There was a terrible sadness amongst all the Negroes when we delivered Mr. Fleete’s body over to them, but no indications of surprise. For them, I suppose, the astonishing thing was that one of them had managed to live so long without having run from the world and hid from it in a hole. That was something about Negroes which I found mystifying in those days — that they constantly expected death and yet did not anticipate it. Later, of course, I came to the same viewpoint myself.
But the consequences of our rash acts were not as dire as I, for one, expected, although they were, indeed, catastrophic for the Negro community in general. We had inflicted a serious wound on the slave-catcher (not a mortal one, it seemed), and that was probably a positive good. Although it seemed to me that there had been more than enough blood spilt. On the way back from Elizabeth town, John confided that he hoped Billingsly would come looking for revenge, so we could kill him properly. Two white men wounded for one black man dead: that was the trade-off. Not quite fair, I thought, but closer to even than most of these exchanges allowed. And we had surely scared our Keene neighbor Mr. Partridge straight back to his deer-hunting ways, stifling any rising ambitions he may have held for assisting slave-catchers and sharing in the rewards of that heinous activity. The unfortunate jailer in Elizabethtown, whose name I never learned, was one of those who, in Father’s phrase, were merely doing their duty, and though he had paid dearly for it, he would have a scar to show and a tale to tell for the rest of his days. He would be able to say that he had been one of the first innocent victims of the Browns’ nigger madness. Mr. Wilkinson, our one-time ally, had beat his retreat back to Tahawus, where he would continue to drive his Irish miners, but with no further pretensions to providing aid and succor to Negroes, and that was actually in the interests of Negroes and those of us who might have otherwise allied ourselves with him. It’s always useful to know your enemy and to have him know you, as Father was fond of saying.
Despite their astonishment and sadness on learning of the death of Mr. Fleete, our family was overjoyed, of course, to see us return to the farm that night uninjured, and Susan wept with relief at the sight of her husband freed from jail. However, their anxiety, as we learned on our arrival home, had been greatly increased that afternoon by a piece of intelligence they had received in our absence from Captain Keifer.
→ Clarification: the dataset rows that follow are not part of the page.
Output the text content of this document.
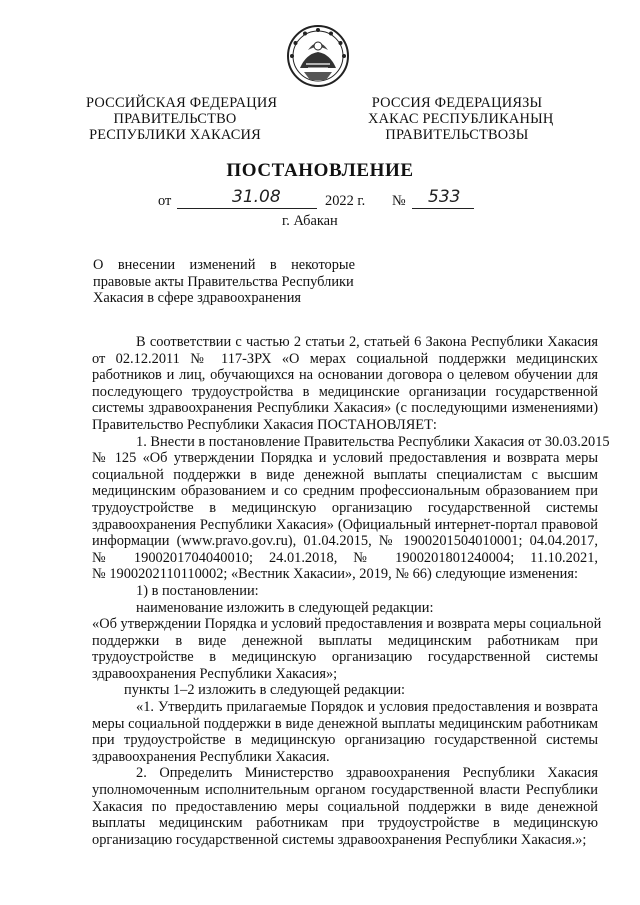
РОССИЙСКАЯ ФЕДЕРАЦИЯ
ПРАВИТЕЛЬСТВО
РЕСПУБЛИКИ ХАКАСИЯ
РОССИЯ ФЕДЕРАЦИЯЗЫ
ХАКАС РЕСПУБЛИКАНЫҢ
ПРАВИТЕЛЬСТВОЗЫ
ПОСТАНОВЛЕНИЕ
от	31.08	2022 г. № 533
г. Абакан
О внесении изменений в некоторые
правовые акты Правительства Республики
Хакасия в сфере здравоохранения
В соответствии с частью 2 статьи 2, статьей 6 Закона Республики Хакасия
от 02.12.2011 № 117-ЗРХ «О мерах социальной поддержки медицинских
работников и лиц, обучающихся на основании договора о целевом обучении для
последующего трудоустройства в медицинские организации государственной
системы здравоохранения Республики Хакасия» (с последующими изменениями)
Правительство Республики Хакасия ПОСТАНОВЛЯЕТ:
1. Внести в постановление Правительства Республики Хакасия от 30.03.2015
№ 125 «Об утверждении Порядка и условий предоставления и возврата меры
социальной поддержки в виде денежной выплаты специалистам с высшим
медицинским образованием и со средним профессиональным образованием при
трудоустройстве в медицинскую организацию государственной системы
здравоохранения Республики Хакасия» (Официальный интернет-портал правовой
информации (www.pravo.gov.ru), 01.04.2015, № 1900201504010001; 04.04.2017,
№ 1900201704040010; 24.01.2018, № 1900201801240004; 11.10.2021,
№ 1900202110110002; «Вестник Хакасии», 2019, № 66) следующие изменения:
1) в постановлении:
наименование изложить в следующей редакции:
«Об утверждении Порядка и условий предоставления и возврата меры социальной
поддержки в виде денежной выплаты медицинским работникам при
трудоустройстве в медицинскую организацию государственной системы
здравоохранения Республики Хакасия»;
пункты 1–2 изложить в следующей редакции:
«1. Утвердить прилагаемые Порядок и условия предоставления и возврата
меры социальной поддержки в виде денежной выплаты медицинским работникам
при трудоустройстве в медицинскую организацию государственной системы
здравоохранения Республики Хакасия.
2. Определить Министерство здравоохранения Республики Хакасия
уполномоченным исполнительным органом государственной власти Республики
Хакасия по предоставлению меры социальной поддержки в виде денежной
выплаты медицинским работникам при трудоустройстве в медицинскую
организацию государственной системы здравоохранения Республики Хакасия.»;
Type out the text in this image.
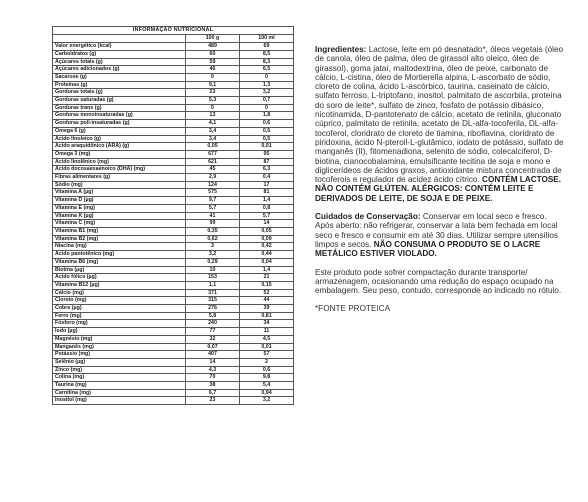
INFORMAÇÃO NUTRICIONAL		
	100 g	100 ml
Valor energético (kcal)	489	69
Carboidratos (g)	60	8,5
Açúcares totais (g)	59	8,3
Açúcares adicionados (g)	46	6,5
Sacarose (g)	0	0
Proteínas (g)	9,1	1,3
Gorduras totais (g)	23	3,2
Gorduras saturadas (g)	5,3	0,7
Gorduras trans (g)	0	0
Gorduras monoinsaturadas (g)	13	1,8
Gorduras poli-insaturadas (g)	4,1	0,6
Ômega 6 (g)	3,4	0,5
Ácido linoleico (g)	3,4	0,5
Ácido araquidônico (ARA) (g)	0,05	0,01
Ômega 3 (mg)	677	95
Ácido linolênico (mg)	621	87
Ácido docosaexaenoico (DHA) (mg)	45	6,3
Fibras alimentares (g)	2,9	0,4
Sódio (mg)	124	17
Vitamina A (µg)	575	81
Vitamina D (µg)	9,7	1,4
Vitamina E (mg)	5,7	0,8
Vitamina K (µg)	41	5,7
Vitamina C (mg)	99	14
Vitamina B1 (mg)	0,35	0,05
Vitamina B2 (mg)	0,62	0,09
Niacina (mg)	3	0,42
Ácido pantotênico (mg)	3,2	0,44
Vitamina B6 (mg)	0,29	0,04
Biotina (µg)	10	1,4
Ácido fólico (µg)	153	21
Vitamina B12 (µg)	1,1	0,15
Cálcio (mg)	371	52
Cloreto (mg)	315	44
Cobre (µg)	276	39
Ferro (mg)	5,8	0,81
Fósforo (mg)	240	34
Iodo (µg)	77	11
Magnésio (mg)	32	4,5
Manganês (mg)	0,07	0,01
Potássio (mg)	407	57
Selênio (µg)	14	2
Zinco (mg)	4,3	0,6
Colina (mg)	70	9,8
Taurina (mg)	38	5,4
Carnitina (mg)	6,7	0,94
Inositol (mg)	23	3,2

Ingredientes: Lactose, leite em pó desnatado*, óleos vegetais (óleo de canola, óleo de palma, óleo de girassol alto oleico, óleo de girassol), goma jataí, maltodextrina, óleo de peixe, carbonato de cálcio, L-cistina, óleo de Mortierella alpina, L-ascorbato de sódio, cloreto de colina, ácido L-ascórbico, taurina, caseinato de cálcio, sulfato ferroso, L-triptofano, inositol, palmitato de ascorbila, proteína do soro de leite*, sulfato de zinco, fosfato de potássio dibásico, nicotinamida, D-pantotenato de cálcio, acetato de retinila, gluconato cúprico, palmitato de retinila, acetato de DL-alfa-tocoferila, DL-alfa-tocoferol, cloridrato de cloreto de tiamina, riboflavina, cloridrato de piridoxina, ácido N-pteroil-L-glutâmico, iodato de potássio, sulfato de manganês (II), fitomenadiona, selenito de sódio, colecalciferol, D-biotina, cianocobalamina, emulsificante lecitina de soja e mono e diglicerídeos de ácidos graxos, antioxidante mistura concentrada de tocoferois e regulador de acidez ácido cítrico. CONTÉM LACTOSE. NÃO CONTÉM GLÚTEN. ALÉRGICOS: CONTÉM LEITE E DERIVADOS DE LEITE, DE SOJA E DE PEIXE.

Cuidados de Conservação: Conservar em local seco e fresco. Após aberto: não refrigerar, conservar a lata bem fechada em local seco e fresco e consumir em até 30 dias. Utilizar sempre utensílios limpos e secos. NÃO CONSUMA O PRODUTO SE O LACRE METÁLICO ESTIVER VIOLADO.

Este produto pode sofrer compactação durante transporte/ armazenagem, ocasionando uma redução do espaço ocupado na embalagem. Seu peso, contudo, corresponde ao indicado no rótulo.

*FONTE PROTEICA
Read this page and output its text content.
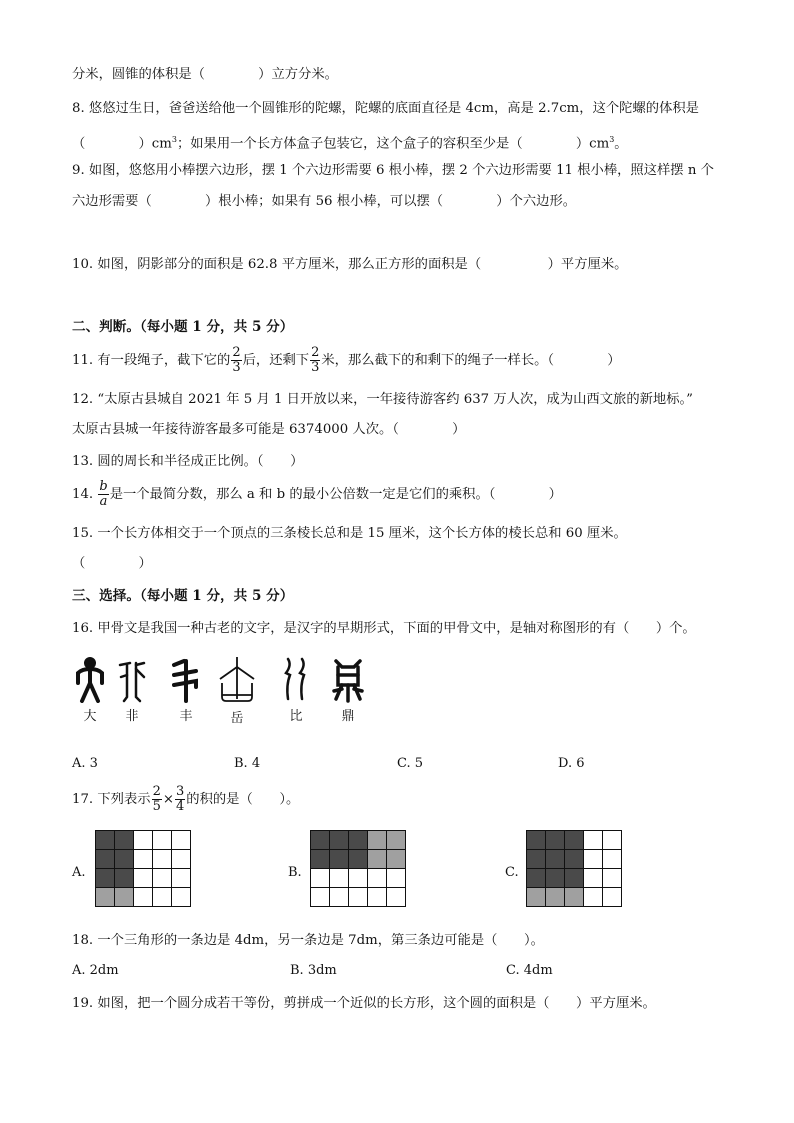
分米，圆锥的体积是（　　　　）立方分米。
8. 悠悠过生日，爸爸送给他一个圆锥形的陀螺，陀螺的底面直径是 4cm，高是 2.7cm，这个陀螺的体积是
（　　　　）$cm^3$；如果用一个长方体盒子包装它，这个盒子的容积至少是（　　　　）$cm^3$。
9. 如图，悠悠用小棒摆六边形，摆 1 个六边形需要 6 根小棒，摆 2 个六边形需要 11 根小棒，照这样摆 n 个
六边形需要（　　　　）根小棒；如果有 56 根小棒，可以摆（　　　　）个六边形。
10. 如图，阴影部分的面积是 62.8 平方厘米，那么正方形的面积是（　　　　　）平方厘米。
二、判断。（每小题 1 分，共 5 分）
11. 有一段绳子，截下它的 $\frac{2}{3}$ 后，还剩下 $\frac{2}{3}$ 米，那么截下的和剩下的绳子一样长。（　　　　）
12. “太原古县城自 2021 年 5 月 1 日开放以来，一年接待游客约 637 万人次，成为山西文旅的新地标。”
太原古县城一年接待游客最多可能是 6374000 人次。（　　　　）
13. 圆的周长和半径成正比例。（　　）
14. $\frac{b}{a}$ 是一个最简分数，那么 a 和 b 的最小公倍数一定是它们的乘积。（　　　　）
15. 一个长方体相交于一个顶点的三条棱长总和是 15 厘米，这个长方体的棱长总和 60 厘米。
（　　　　）
三、选择。（每小题 1 分，共 5 分）
16. 甲骨文是我国一种古老的文字，是汉字的早期形式，下面的甲骨文中，是轴对称图形的有（　　）个。
大	非	丰	岳	比	鼎
A. 3	B. 4	C. 5	D. 6
17. 下列表示 $\frac{2}{5} \times \frac{3}{4}$ 的积的是（　　）。
A.

					B.

					C.

18. 一个三角形的一条边是 4dm，另一条边是 7dm，第三条边可能是（　　）。
A. 2dm	B. 3dm	C. 4dm
19. 如图，把一个圆分成若干等份，剪拼成一个近似的长方形，这个圆的面积是（　　）平方厘米。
He had sent his eldest son down to North Elba on horseback to warn us of what we already knew, that Marshal Saunders had come looking for the Cannons in Port Kent, and to inform us of what we had not even guessed — that in truth, as the marshal had claimed, Captain Keifer had not transported the Negro couple to Canada after all. Further, the two had been surprised in the kitchen of the Quaker’s home by the marshal and his deputies, and the man had promptly arrested the couple and was now transporting them south to Albany, whence they would be returned to Richmond, Virginia, there to stand trial for the brutal slaying of their master.